Upstream, content design shapes what the model does. Downstream, content design shapes how much work the user has to do.

Upstream influence	Downstream influence
System prompts and roles	Output formatting and structure
Context framing	Progressive disclosure
Structured guidance	Confidence framing
Consistent language rules	Editing and correction tools

Early on, I used to see prompts as configuration, owned by engineers and reviewed by content designers at the end. That model was quickly proven wrong. Treating prompt writing as design led to more consistent outputs, lower token usage, and easier scaling. We are still defining the right ownership model, but one thing is clear: system prompts are core design elements. In AI products, content design is behavior design through language.

Bounding creativity without killing it

Shaping behavior means knowing when variation is helpful and when it’s risky. In ideation, diverse AI outputs are valuable. But during a 2am outage or a compliance review, variation becomes a liability. The same model that’s generative in one context can be unpredictable and risky in another.

The key isn’t whether to constrain outputs, but when. AI involvement should scale with task sensitivity and tolerance for variance.

Task type	Goal	Allowed variance	AI’s role	Example
Ideation	Generate options	High	Explore broadly	Marketing taglines, design concepts
Drafting	Produce a first version	Medium	Suggest structure and language	Reports, proposals
Extraction	Pull specific facts	Very low	Be precise	Incident timeline, affected services
Compliance	Enforce rules	Near zero	Check and flag	Policy violations, security checks
High-stakes response	Reduce risk	Minimal	Assist, don’t decide	Incident diagnosis, medical triage

For designers and content teams, this means building clear boundaries: allow exploration where it’s safe, and apply controls where accuracy matters. At Atlassian, we make these boundaries explicit in the interface so users know when to expect creativity and when to expect reliability.

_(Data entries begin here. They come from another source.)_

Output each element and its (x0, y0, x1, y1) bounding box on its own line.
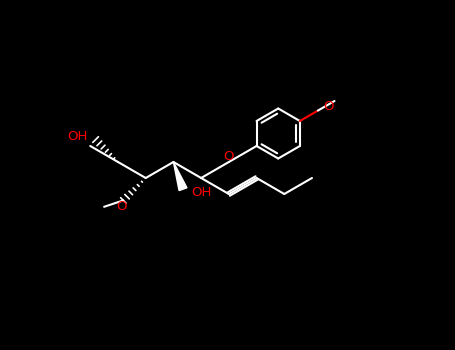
Text: OH: OH (191, 186, 211, 199)
Text: O: O (223, 149, 234, 162)
Text: O: O (116, 200, 126, 213)
Text: O: O (323, 100, 334, 113)
Text: OH: OH (67, 130, 88, 143)
Polygon shape (173, 162, 187, 191)
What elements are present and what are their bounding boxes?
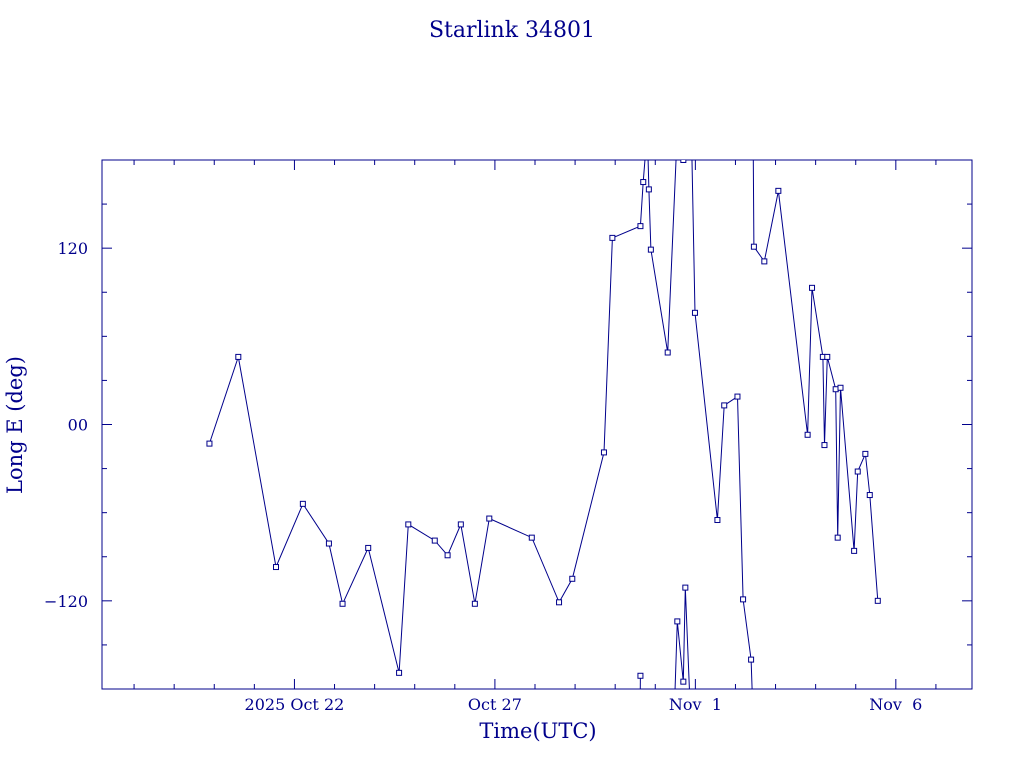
data-point: [445, 553, 450, 558]
series-line: [209, 131, 647, 673]
plot-frame: [102, 160, 972, 689]
x-tick-label: 2025 Oct 22: [245, 695, 345, 714]
data-point: [681, 158, 686, 163]
series-line: [647, 131, 691, 353]
data-point: [681, 679, 686, 684]
y-tick-label: 00: [68, 416, 88, 435]
series-line: [753, 131, 878, 601]
data-point: [692, 310, 697, 315]
data-point: [274, 565, 279, 570]
data-point: [762, 259, 767, 264]
data-point: [207, 441, 212, 446]
chart-title: Starlink 34801: [429, 18, 595, 43]
data-point: [458, 522, 463, 527]
y-tick-label: 120: [57, 239, 88, 258]
data-point: [487, 516, 492, 521]
y-axis-label: Long E (deg): [3, 356, 27, 494]
data-point: [863, 451, 868, 456]
series-line: [691, 131, 753, 719]
data-point: [735, 394, 740, 399]
x-axis-label: Time(UTC): [479, 719, 596, 743]
data-point: [751, 244, 756, 249]
data-point: [610, 235, 615, 240]
x-tick-label: Oct 27: [468, 695, 522, 714]
data-point: [601, 450, 606, 455]
data-point: [300, 501, 305, 506]
data-point: [838, 385, 843, 390]
x-tick-label: Nov 6: [869, 695, 922, 714]
data-point: [641, 180, 646, 185]
data-point: [638, 673, 643, 678]
data-point: [529, 535, 534, 540]
data-point: [665, 350, 670, 355]
data-point: [472, 601, 477, 606]
data-point: [776, 188, 781, 193]
data-point: [810, 285, 815, 290]
data-point: [722, 403, 727, 408]
data-point: [340, 601, 345, 606]
data-point: [683, 585, 688, 590]
data-point: [875, 598, 880, 603]
data-series: [207, 131, 880, 719]
data-point: [406, 522, 411, 527]
data-point: [749, 657, 754, 662]
data-point: [432, 538, 437, 543]
y-tick-label: −120: [44, 592, 88, 611]
data-point: [867, 493, 872, 498]
data-point: [366, 545, 371, 550]
data-point: [825, 354, 830, 359]
axis-ticks: [102, 160, 972, 689]
data-point: [715, 518, 720, 523]
data-point: [570, 576, 575, 581]
data-point: [648, 247, 653, 252]
data-point: [855, 469, 860, 474]
x-tick-label: Nov 1: [669, 695, 722, 714]
data-point: [741, 597, 746, 602]
data-point: [236, 354, 241, 359]
axis-tick-labels: 2025 Oct 22 Oct 27 Nov 1 Nov 6 120 00 −120: [44, 239, 922, 714]
data-point: [833, 387, 838, 392]
data-point: [397, 670, 402, 675]
data-point: [835, 535, 840, 540]
data-point: [326, 541, 331, 546]
data-point: [852, 548, 857, 553]
data-point: [557, 600, 562, 605]
data-point: [675, 619, 680, 624]
data-point: [822, 443, 827, 448]
data-point: [805, 432, 810, 437]
data-point: [646, 187, 651, 192]
data-point: [638, 224, 643, 229]
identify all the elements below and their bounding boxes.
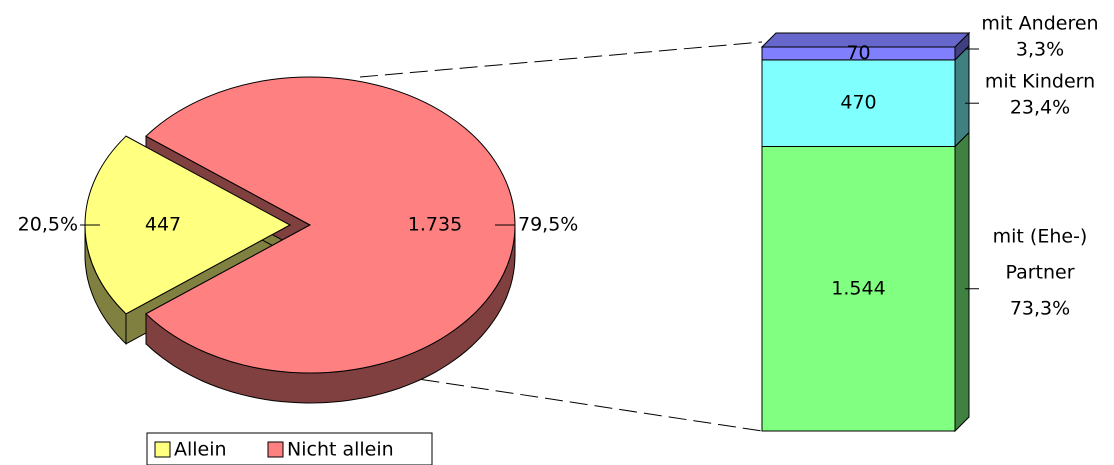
bar-top-face	[760, 32, 971, 48]
pie-value-label-1: 1.735	[408, 214, 462, 236]
bar-percent-label-0: 73,3%	[1010, 298, 1070, 320]
bar-percent-label-2: 3,3%	[1016, 39, 1064, 61]
legend: Allein Nicht allein	[146, 432, 433, 465]
bar-percent-label-1: 23,4%	[1010, 97, 1070, 119]
legend-box	[146, 432, 433, 465]
pie-chart: 447 1.735 20,5% 79,5%	[18, 76, 578, 404]
bar-category-label-2-line-0: mit Anderen	[981, 13, 1098, 35]
bar-category-label-1-line-0: mit Kindern	[985, 71, 1095, 93]
stacked-bar-chart: 1.544 470 70 mit (Ehe-) Partner 73,3% mit Kind…	[760, 13, 1099, 433]
bar-category-label-0-line-1: Partner	[1005, 262, 1074, 284]
connector-line-1	[371, 371, 763, 432]
legend-label-1: Nicht allein	[287, 439, 394, 461]
bar-value-label-1: 470	[840, 92, 876, 114]
legend-label-0: Allein	[174, 439, 227, 461]
legend-swatch-0	[154, 441, 171, 458]
bar-value-label-0: 1.544	[831, 277, 885, 299]
legend-swatch-1	[267, 441, 284, 458]
pie-percent-label-0: 20,5%	[18, 214, 78, 236]
connector-lines	[359, 41, 763, 432]
bar-category-label-0-line-0: mit (Ehe-)	[993, 226, 1088, 248]
bar-segment-0-side	[954, 131, 970, 433]
connector-line-0	[359, 41, 763, 78]
bar-value-label-2: 70	[846, 42, 870, 64]
bar-segment-1-side	[954, 44, 970, 148]
pie-percent-label-1: 79,5%	[518, 214, 578, 236]
bar-segment-1	[761, 59, 956, 147]
pie-value-label-0: 447	[145, 214, 181, 236]
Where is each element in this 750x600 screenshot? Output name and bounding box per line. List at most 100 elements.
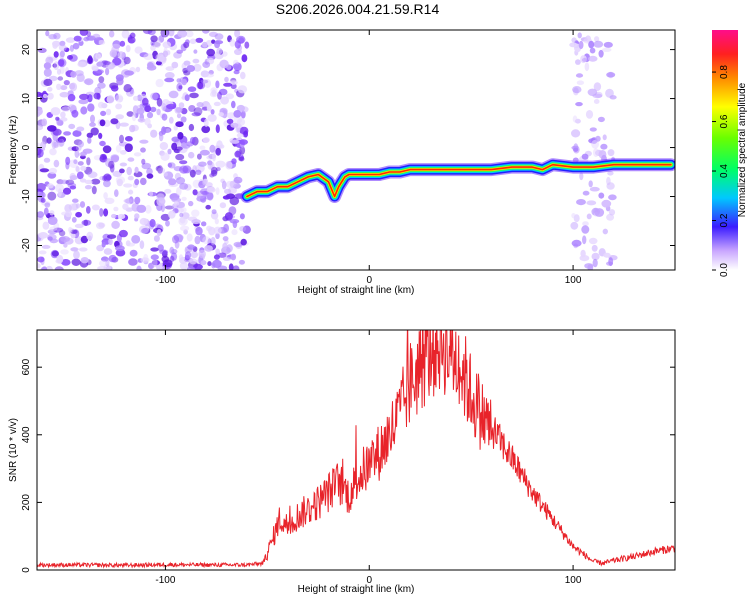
noise-speck	[189, 137, 196, 144]
noise-speck	[572, 147, 579, 152]
noise-speck	[53, 51, 59, 58]
noise-speck	[143, 53, 154, 61]
noise-speck	[214, 218, 219, 225]
noise-speck	[70, 71, 77, 78]
noise-speck	[575, 102, 583, 107]
noise-speck	[48, 34, 57, 40]
noise-speck	[120, 150, 127, 155]
noise-speck	[124, 143, 133, 152]
noise-speck	[215, 232, 220, 240]
noise-speck	[98, 132, 103, 139]
noise-speck	[98, 40, 106, 45]
noise-speck	[202, 41, 208, 48]
noise-speck	[589, 47, 596, 54]
noise-speck	[119, 122, 129, 127]
noise-speck	[220, 96, 230, 105]
x-tick-label: 0	[366, 575, 372, 586]
noise-speck	[175, 146, 183, 151]
noise-speck	[58, 44, 67, 51]
noise-speck	[229, 180, 236, 188]
noise-speck	[208, 31, 218, 38]
noise-speck	[191, 219, 201, 225]
noise-speck	[202, 30, 210, 34]
noise-speck	[123, 84, 132, 93]
noise-speck	[134, 196, 141, 205]
noise-speck	[115, 103, 122, 110]
noise-speck	[137, 118, 146, 123]
noise-speck	[192, 263, 203, 270]
noise-speck	[202, 236, 211, 245]
noise-speck	[233, 241, 243, 248]
noise-speck	[571, 37, 577, 43]
noise-speck	[84, 78, 94, 86]
noise-speck	[65, 37, 76, 43]
noise-speck	[39, 191, 46, 199]
noise-speck	[127, 175, 134, 181]
noise-speck	[177, 30, 188, 38]
noise-speck	[238, 259, 245, 265]
noise-speck	[73, 159, 78, 165]
noise-speck	[171, 136, 180, 143]
noise-speck	[86, 231, 94, 241]
noise-speck	[176, 187, 182, 196]
noise-speck	[589, 127, 597, 132]
noise-speck	[161, 113, 168, 121]
noise-speck	[239, 226, 247, 232]
noise-speck	[41, 266, 48, 270]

Measuring what actually matters

Deciding when to constrain outputs is only half the challenge. The other half is knowing whether those decisions are working.

Most teams measure what’s easy: latency, reliability, source alignment. Those metrics matter, but they don’t tell you if the product truly helps people get their work done. What I’ve found more useful are signals that are closer to the user experience:

Output structure – A correct answer in the wrong structure is still a failure. Lists should look like lists. Summaries should surface conclusions first. When structure breaks down, workflows break down.
Tone consistency – Inconsistent tone erodes familiarity, and familiarity is how trust compounds over time.
Verbosity – An incident diagnosis at 2am should not read like a research paper. Output length is a design decision. It shouldn’t be left to default settings.
Correction cost – In staged interactions, accuracy was not the clearest signal. Correction rate was. Frequent redirects meant the output looked plausible but was not usable.

Evaluation doesn’t just assess how a product performs; it shapes what the product is allowed to become. Designers who co-define AI evaluation criteria, rather than leaving them to Product & Engineering, have more influence over the product than they might think.

Dependability is designed, not assumed

Measurement shows whether a product works. Dependability asks whether people rely on it when it matters. Patterns vary by domain, but the principle holds: when the cost of being wrong is real, dependability must be intentional from the start.

Trust is not built on capability alone. It is earned in the moments when AI hands control back to people. Escalation paths, review checkpoints, and deliberate pauses are not safeguards added at the end. They are foundational product choices. We built this into our incident response flow. The AI summarizes, proposes, then stops. A human confirms before anything happens. That pause felt small in testing. In practice, it determined whether engineers were willing to depend on it at all.

Closing the gap between capability and dependability takes more than a better model. It takes thoughtful structure: checkpoints, confidence signals, and correction paths that make mistakes recoverable. That is what turns a powerful tool into something people rely on.